March 19 (Bloomberg) -- Brazil’s swap rates climbed as faster-than-forecast inflation added to speculation that the central bank will keep raising borrowing costs.
Swap rates on contracts maturing in January 2015 rose eight basis points, or 0.08 percentage point, to 11.25 percent. The real fell 0.7 percent to 2.3498 per dollar, erasing a gain after more U.S. Fed officials projected that policy makers will raise borrowing costs next year.
The Getulio Vargas Foundation reported that Brazil’s producer, construction and consumer prices rose 1.41 percent in the 20 days starting Feb. 21, more than the 1.35 percent increase forecast by economists surveyed by Bloomberg. Central bank president Alexandre Tombini repeated yesterday that policy makers are acting to ensure inflation will slow to target.
“It’s hard to say at this moment when the central bank will stop raising rates,” Solange Srour, the chief economist at ARX Investimentos, said by phone from Rio de Janeiro.

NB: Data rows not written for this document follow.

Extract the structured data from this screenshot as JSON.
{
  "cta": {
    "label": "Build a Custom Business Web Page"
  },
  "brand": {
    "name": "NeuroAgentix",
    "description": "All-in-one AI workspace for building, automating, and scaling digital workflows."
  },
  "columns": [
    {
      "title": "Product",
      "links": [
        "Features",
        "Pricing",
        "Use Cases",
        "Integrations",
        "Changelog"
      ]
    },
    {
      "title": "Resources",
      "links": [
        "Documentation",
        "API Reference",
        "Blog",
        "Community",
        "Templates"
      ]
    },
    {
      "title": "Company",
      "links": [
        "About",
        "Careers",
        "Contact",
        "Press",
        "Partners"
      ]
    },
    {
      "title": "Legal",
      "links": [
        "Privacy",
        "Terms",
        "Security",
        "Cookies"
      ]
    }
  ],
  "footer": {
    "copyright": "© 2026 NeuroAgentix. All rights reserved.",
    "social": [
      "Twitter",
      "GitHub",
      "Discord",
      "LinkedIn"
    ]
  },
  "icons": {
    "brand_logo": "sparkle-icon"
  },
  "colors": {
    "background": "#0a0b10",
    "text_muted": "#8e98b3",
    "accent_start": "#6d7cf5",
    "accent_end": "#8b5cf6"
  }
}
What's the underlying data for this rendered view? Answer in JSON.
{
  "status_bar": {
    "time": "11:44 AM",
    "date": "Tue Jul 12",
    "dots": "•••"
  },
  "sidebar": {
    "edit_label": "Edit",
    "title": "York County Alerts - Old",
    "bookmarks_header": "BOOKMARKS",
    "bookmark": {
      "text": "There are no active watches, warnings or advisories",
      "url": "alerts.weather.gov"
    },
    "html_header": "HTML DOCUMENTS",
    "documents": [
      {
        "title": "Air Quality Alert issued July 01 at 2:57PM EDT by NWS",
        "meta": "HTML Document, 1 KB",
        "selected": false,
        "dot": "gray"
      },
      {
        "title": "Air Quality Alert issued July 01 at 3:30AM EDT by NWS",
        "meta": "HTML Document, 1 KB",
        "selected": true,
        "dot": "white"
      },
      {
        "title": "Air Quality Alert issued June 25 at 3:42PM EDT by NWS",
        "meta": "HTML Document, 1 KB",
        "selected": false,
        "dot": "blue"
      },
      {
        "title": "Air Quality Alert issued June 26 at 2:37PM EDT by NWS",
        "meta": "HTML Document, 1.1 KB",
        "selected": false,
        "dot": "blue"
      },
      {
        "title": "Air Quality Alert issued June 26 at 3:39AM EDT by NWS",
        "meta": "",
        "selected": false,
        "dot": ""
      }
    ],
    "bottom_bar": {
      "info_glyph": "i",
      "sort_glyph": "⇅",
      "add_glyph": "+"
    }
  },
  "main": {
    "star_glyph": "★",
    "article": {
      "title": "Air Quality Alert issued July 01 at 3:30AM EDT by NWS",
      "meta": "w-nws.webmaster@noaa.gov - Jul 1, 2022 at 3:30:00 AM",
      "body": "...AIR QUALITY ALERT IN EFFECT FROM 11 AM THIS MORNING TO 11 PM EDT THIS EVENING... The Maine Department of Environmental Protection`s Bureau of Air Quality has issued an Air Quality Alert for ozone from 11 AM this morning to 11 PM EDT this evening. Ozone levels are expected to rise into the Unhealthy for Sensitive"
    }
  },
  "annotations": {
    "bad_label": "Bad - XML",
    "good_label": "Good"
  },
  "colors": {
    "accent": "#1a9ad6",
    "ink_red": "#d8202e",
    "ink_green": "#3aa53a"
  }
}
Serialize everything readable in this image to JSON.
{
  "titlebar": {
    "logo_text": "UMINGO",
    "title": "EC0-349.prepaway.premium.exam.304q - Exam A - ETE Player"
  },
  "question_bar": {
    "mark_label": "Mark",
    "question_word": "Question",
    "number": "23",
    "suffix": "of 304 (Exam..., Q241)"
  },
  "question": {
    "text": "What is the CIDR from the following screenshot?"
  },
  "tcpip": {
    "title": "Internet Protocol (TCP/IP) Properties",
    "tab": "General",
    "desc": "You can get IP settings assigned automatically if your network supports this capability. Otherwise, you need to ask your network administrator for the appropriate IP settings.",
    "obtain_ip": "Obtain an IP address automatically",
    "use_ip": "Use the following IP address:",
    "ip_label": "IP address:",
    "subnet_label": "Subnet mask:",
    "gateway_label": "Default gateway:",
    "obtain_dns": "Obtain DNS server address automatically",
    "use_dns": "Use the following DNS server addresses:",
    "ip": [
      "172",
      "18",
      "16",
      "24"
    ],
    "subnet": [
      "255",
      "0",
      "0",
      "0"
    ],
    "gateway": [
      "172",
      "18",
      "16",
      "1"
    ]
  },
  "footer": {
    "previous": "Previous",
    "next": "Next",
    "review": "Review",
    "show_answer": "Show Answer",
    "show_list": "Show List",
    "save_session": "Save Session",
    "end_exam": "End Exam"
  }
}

Brazil has lifted the target lending rate by 350 basis points over eight consecutive meetings since April 2013 to 10.75 percent from a record low 7.25 percent.
Annual inflation accelerated to 5.68 percent in February from 5.59 percent in the prior month, compared with the official target of 4.5 percent, plus or minus 2 percentage points.
The currency dropped as the Fed’s new forecast showed more officials predicting the U.S. benchmark rate, now close to zero, will be raised at least to 1 percent at the end of 2015, making Brazil’s higher-yielding assets less attractive.
The real has fallen 15 percent in the past year on concern that a widening budget deficit, rising gross debt and sluggish growth will lead to a credit rating downgrade. The drop is the biggest among major currencies tracked by Bloomberg.
Brazil posted a foreign-exchange inflow of $3 billion this month through March 14, the central bank reported. The year-to-date inflow is $2.8 billion.
To support the real and limit import price increases, Brazil sold $198 million of foreign-exchange swaps today under a program announced in December. The central bank also held an auction to extend maturities on swaps due in April, rolling over $492.6 million.